Railgrade is a weird one but I love it. You build rail networks to move resources between factories, mines, and cities. It's a logistics puzzle wrapped in a business sim. Each mission gives you a landscape and a set of production goals, and you figure out how to connect everything efficiently. The trains are satisfying to watch once everything is running smoothly, and the challenge ramps up fast.

Why the genre is booming

Business simulation games on Steam have never been more popular, and I think there are a few reasons beyond the obvious. The pandemic pushed a lot of people toward games that felt productive. Management sims give you that feeling. You end a session and you've built something, expanded something, optimized something. Contrast that with a battle royale where you end a session and you've... lost. Repeatedly.

Streaming and YouTube also changed the equation. Shop sims and tycoon games are perfect content. They're visually clear, easy to follow, and the streamer's personality can shine because the game isn't demanding constant mechanical attention. When Supermarket Simulator blew up on YouTube, it didn't just sell copies. It sold the entire genre. People who watched one shop sim started looking for others, and Steam's algorithm was happy to oblige.

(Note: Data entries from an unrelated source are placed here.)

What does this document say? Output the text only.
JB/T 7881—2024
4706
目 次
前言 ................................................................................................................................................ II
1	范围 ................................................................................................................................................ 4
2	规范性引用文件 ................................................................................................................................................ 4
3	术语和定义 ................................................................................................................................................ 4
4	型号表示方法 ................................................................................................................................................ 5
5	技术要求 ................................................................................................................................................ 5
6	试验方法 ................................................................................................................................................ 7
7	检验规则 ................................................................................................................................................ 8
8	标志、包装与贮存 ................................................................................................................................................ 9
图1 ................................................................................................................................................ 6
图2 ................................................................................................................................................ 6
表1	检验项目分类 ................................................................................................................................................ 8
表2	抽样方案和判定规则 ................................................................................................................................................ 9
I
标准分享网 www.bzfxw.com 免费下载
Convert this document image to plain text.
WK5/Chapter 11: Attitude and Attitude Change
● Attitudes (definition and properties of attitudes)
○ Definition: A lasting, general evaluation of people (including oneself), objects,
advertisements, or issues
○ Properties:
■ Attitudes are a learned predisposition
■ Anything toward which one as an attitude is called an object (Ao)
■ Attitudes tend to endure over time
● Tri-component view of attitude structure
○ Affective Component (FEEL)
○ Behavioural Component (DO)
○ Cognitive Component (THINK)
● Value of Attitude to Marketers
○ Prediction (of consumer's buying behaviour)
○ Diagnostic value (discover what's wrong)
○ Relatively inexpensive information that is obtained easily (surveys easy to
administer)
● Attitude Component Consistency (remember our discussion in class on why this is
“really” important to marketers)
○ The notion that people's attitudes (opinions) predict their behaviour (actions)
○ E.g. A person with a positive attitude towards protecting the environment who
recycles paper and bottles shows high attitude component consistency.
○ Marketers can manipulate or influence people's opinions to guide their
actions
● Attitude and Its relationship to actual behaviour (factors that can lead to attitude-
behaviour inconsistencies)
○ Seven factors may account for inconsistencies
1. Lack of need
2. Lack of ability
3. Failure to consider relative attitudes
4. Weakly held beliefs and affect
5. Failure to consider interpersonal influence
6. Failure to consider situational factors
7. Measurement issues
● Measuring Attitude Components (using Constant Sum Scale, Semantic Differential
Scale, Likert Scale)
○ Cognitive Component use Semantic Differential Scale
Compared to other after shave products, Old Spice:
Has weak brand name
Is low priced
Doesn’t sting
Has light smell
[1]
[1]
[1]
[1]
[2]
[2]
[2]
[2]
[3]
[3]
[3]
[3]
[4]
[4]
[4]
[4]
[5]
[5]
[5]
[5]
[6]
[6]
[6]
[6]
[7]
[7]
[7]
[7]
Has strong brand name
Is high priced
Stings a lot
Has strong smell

There's also just more of them now, which sounds circular, but supply creates its own demand in gaming. When there are two business sims on Steam, it's a niche. When there are two hundred, it's a genre. People browse the tag. They see what's new. They buy on impulse because the price point is usually under twenty bucks. The barrier to entry is low for both developers and players, and that creates a healthy ecosystem where experimentation is cheap and good ideas spread fast.

I don't see it slowing down. The formula is too flexible. Any real-world business can be turned into a sim, and there are a lot of real-world businesses. Someone is probably making a laundromat simulator right now, and honestly, I'd play it.